• Falar sobre Ansiedade Infantil e  Racismo

Quando falamos de infância, é comum pensarmos em leveza, brincadeiras e liberdade. Mas, infelizmente, para muitas crianças negras, essa fase da vida já é atravessada por experiências de dor, exclusão e medo — sentimentos que, muitas vezes, são invisibilizados pelos adultos. O racismo, mesmo quando não é explícito, infiltra-se no cotidiano de forma sutil, deixando marcas profundas no emocional e no desenvolvimento dessas crianças. É aí que entra a importância do letramento racial.

O letramento racial não é apenas ensinar sobre racismo. É educar para que crianças, famílias e escolas reconheçam as estruturas que o sustentam, nomeiem o que sentem e aprendam a reagir de maneira crítica e acolhedora. É criar espaços de escuta e validação da dor racial — algo que pode, e deve, começar desde a infância.
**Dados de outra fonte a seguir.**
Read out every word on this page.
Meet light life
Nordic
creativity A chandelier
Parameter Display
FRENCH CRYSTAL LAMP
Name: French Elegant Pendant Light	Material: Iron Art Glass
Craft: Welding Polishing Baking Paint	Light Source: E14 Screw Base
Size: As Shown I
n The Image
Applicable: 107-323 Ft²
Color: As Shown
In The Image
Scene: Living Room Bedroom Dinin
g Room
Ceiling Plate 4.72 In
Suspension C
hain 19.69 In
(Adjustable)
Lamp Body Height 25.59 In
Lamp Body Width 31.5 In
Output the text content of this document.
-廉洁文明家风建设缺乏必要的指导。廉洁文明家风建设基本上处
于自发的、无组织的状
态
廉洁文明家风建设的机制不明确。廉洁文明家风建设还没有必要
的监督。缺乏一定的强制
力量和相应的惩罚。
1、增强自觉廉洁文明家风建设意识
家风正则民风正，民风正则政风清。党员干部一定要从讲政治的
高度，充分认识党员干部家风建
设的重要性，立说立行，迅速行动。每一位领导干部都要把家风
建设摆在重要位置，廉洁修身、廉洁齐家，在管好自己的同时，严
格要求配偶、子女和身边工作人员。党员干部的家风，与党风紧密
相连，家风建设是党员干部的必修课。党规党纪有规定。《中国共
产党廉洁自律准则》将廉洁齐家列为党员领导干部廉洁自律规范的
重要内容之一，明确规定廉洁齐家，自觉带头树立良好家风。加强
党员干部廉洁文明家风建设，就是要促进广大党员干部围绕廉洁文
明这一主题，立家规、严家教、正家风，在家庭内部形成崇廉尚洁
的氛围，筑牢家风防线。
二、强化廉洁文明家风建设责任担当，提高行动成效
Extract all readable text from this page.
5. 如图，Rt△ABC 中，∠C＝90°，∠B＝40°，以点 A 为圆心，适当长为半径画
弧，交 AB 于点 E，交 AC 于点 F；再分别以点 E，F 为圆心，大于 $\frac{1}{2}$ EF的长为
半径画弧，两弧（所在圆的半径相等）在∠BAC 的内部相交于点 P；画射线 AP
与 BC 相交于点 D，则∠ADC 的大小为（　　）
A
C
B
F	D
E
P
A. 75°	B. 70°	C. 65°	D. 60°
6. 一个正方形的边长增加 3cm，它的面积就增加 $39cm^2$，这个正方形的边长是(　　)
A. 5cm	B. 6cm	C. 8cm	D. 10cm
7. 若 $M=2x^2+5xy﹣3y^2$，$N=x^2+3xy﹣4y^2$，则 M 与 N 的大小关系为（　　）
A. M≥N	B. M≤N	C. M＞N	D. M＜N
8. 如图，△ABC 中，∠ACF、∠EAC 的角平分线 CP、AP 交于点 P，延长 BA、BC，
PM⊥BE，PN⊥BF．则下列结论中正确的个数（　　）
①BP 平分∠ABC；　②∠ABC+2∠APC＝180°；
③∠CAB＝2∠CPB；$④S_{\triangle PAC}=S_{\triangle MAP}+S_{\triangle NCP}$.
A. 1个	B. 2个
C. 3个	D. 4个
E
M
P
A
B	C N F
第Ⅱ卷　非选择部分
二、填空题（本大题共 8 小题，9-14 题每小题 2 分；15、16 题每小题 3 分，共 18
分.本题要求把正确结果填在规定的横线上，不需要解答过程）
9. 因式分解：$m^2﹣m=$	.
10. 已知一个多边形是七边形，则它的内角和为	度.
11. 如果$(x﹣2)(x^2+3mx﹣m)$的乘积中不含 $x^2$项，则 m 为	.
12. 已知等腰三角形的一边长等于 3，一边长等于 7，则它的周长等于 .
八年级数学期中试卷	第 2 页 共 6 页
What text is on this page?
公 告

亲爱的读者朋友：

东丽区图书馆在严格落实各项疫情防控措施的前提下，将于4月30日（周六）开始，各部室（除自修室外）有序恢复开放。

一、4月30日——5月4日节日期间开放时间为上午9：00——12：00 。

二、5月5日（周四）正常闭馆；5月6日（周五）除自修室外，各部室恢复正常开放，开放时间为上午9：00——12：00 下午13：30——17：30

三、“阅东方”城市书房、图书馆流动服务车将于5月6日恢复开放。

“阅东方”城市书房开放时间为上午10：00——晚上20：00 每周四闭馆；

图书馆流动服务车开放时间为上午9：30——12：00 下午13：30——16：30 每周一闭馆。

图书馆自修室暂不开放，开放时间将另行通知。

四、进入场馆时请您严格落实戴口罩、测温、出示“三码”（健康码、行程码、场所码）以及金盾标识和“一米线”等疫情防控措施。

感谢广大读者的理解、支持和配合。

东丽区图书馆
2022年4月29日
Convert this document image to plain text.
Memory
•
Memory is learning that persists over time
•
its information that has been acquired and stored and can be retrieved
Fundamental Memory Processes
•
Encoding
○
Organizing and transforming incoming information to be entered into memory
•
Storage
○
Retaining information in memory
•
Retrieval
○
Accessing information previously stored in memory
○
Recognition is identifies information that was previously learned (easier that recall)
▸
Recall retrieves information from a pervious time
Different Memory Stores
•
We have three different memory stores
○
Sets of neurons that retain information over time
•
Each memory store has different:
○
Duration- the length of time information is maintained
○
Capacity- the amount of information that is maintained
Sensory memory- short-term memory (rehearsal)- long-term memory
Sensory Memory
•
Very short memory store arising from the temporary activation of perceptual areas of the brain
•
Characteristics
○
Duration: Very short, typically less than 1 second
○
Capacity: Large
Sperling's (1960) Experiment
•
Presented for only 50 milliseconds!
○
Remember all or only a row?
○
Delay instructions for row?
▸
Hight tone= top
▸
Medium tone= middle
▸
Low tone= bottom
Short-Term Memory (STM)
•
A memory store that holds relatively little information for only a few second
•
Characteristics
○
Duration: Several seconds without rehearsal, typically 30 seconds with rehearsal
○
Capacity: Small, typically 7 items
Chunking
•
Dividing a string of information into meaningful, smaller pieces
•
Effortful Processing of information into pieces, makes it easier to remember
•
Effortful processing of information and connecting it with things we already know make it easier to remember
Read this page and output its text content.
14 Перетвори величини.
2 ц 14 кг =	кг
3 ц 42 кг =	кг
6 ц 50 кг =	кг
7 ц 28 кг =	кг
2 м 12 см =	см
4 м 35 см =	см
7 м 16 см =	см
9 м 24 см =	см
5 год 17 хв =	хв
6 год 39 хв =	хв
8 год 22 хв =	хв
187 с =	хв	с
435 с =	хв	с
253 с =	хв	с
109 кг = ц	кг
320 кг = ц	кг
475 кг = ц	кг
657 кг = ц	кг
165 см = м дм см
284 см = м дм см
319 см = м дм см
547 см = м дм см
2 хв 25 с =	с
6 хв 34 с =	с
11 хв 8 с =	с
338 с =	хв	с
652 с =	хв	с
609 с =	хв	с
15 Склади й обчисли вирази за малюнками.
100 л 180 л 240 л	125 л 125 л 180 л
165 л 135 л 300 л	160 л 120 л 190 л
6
Atuando na área da saúde, especialmente com crianças, percebo cada vez mais como o racismo afeta diretamente o bem-estar emocional dos pequenos. Crianças negras que apresentam sintomas como ansiedade, retraimento, dificuldade para dormir ou para se expressar muitas vezes não estão apenas passando por uma “fase”, mas sim respondendo a um ambiente que lhes nega o direito de serem simplesmente crianças.

Quantas vezes uma criança negra já ouviu que seu cabelo é “ruim”? Quantas vezes se sentiu “fora do padrão” ao se olhar no espelho? Quantas vezes foi preterida em um grupo de brincadeiras ou tratada com desconfiança dentro da escola? São experiências que acumulam tensão, insegurança e medo — sintomas claros de uma ansiedade infantil racializada.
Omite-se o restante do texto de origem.